There is also the fact that using api for the protobuf definitions has been confusing, as the API term is very broad, and it could convey also the server/service or client. So having a repo called frequenz-api-xxx causes a lot of confusion too. It is also not obvious that that contains the protobuf/grpc definitions. The reason for having api in there was that we didn't want to expose which underlying protocol the API is using, as we could offer also other interfaces, like REST or GraphQL in the future. Still it seems useful to have the information of exactly which kind of specification the repo is using, and if we need to have another specification it should probably be done in a different repo.

The api-common repository also caused a lot of confusion, as it spawned a client-common which is even more confusing, as there really no client there and there is also client-base, which adds even more confusing.
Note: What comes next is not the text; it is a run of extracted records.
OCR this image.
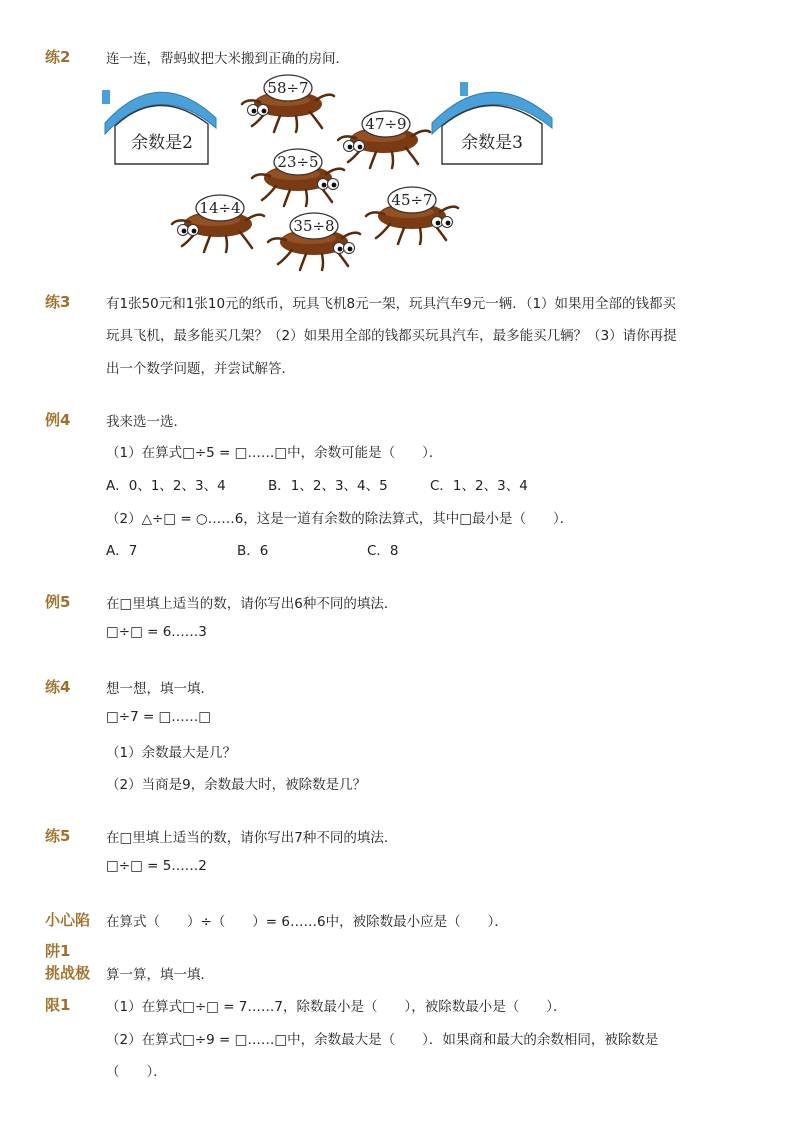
练2	连一连，帮蚂蚁把大米搬到正确的房间．
余数是2	余数是3
58÷7
47÷9
23÷5
14÷4	45÷7
35÷8
练3	有1张50元和1张10元的纸币，玩具飞机8元一架，玩具汽车9元一辆．（1）如果用全部的钱都买
玩具飞机，最多能买几架？（2）如果用全部的钱都买玩具汽车，最多能买几辆？（3）请你再提
出一个数学问题，并尝试解答．
例4	我来选一选．
（1）在算式□÷5 = □……□中，余数可能是（　　）．
A．0、1、2、3、4	B．1、2、3、4、5	C．1、2、3、4
（2）△÷□ = ○……6，这是一道有余数的除法算式，其中□最小是（　　）．
A．7	B．6	C．8
例5	在□里填上适当的数，请你写出6种不同的填法．
□÷□ = 6……3
练4	想一想，填一填．
□÷7 = □……□
（1）余数最大是几？
（2）当商是9，余数最大时，被除数是几？
练5	在□里填上适当的数，请你写出7种不同的填法．
□÷□ = 5……2
小心陷 在算式（　　）÷（　　）= 6……6中，被除数最小应是（　　）．
阱1
挑战极 算一算，填一填．
限1	（1）在算式□÷□ = 7……7，除数最小是（　　），被除数最小是（　　）．
（2）在算式□÷9 = □……□中，余数最大是（　　）．如果商和最大的余数相同，被除数是
（　　）．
To address all of those issues, another much more radical proposal would to have APIs at the top-level namespace inside frequenz instead, and having a completely separate namespace for common and utility stuff:

  • frequenz-grpcclient-python (common utilities for implementing gRPC clients in Python, module: frequenz.grpcclient)
  • frequenz-common-proto-spec (only common .proto files, Protobuf package: frequenz.api.common)
  • frequenz-common-proto-bindings-python (only stuff generated from frequenz-common-proto-spec for Python, module: frequenz.api.common)
  • frequenz-common-proto-python (hand-written wrappers for frequenz-common-bindings-python, module: frequenz.common.proto)

And for each API/subsystem (here xxx is an API, like dispatch, microgrid, reporting, etc.):

  • frequenz-xxx-grpc-spec (only .proto files, Protobuf package: frequenz.api.xxx)
  • frequenz-xxx-service (server implementation for the API, uses frequenz-xxx-grpc-spec)
  • frequenz-xxx-bindings-python (only stuff generated from frequenz-xxx-grpc-spec for Python, module: frequenz.api.xxx)
  • frequenz-xxx-client-python (Python client implementation, includes manually-written wrappers for frequenz-xxx-bindings-python and uses frequenz-grpcclient-python, module: frequenz.xxx.client)
  • frequenz-xxx-python (high-level interface, including the actor, uses frequenz-xxx-client-python, module: frequenz.xxx)

In general it might look like splitting the -bindings repos is a bit too much fine-grained and it should be put directly in the -client repo, but these repositories, by just containing generated code and always following strictly the -proto-spec/-grpc-pec repos, can be eventually fully automated (each time there is a release of the spec, regenerate the bindings and do a release of this repo automatically), so in the long run it would make the -client less complex (as they won't have to deal with the protoc generated code) and easier to maintain.

Then repo dependencies would look like:

flowchart BT
    grpcclient[frequenz-grpcclient-python]
    common-spec[frequenz-common-proto-spec]
    common-bind[frequenz-common-bindings-python]
    common-wrap[frequenz-common-python]
    xxx-spec[frequenz-xxx-grpc-spec]
    xxx-service[frequenz-xxx-service]
    xxx-bind[frequenz-xxx-bindings-python]
    xxx-client[frequenz-xxx-client-python]
    xxx[frequenz-xxx-python]

    xxx --> xxx-client
    xxx-client -.->|sometimes| common-wrap
    xxx-client --> xxx-bind
    xxx-client --> grpcclient
    xxx-bind --> xxx-spec
    xxx-service --> xxx-spec
    xxx-spec -.->|sometimes| common-spec
    common-wrap --> common-bind
    common-bind --> common-spec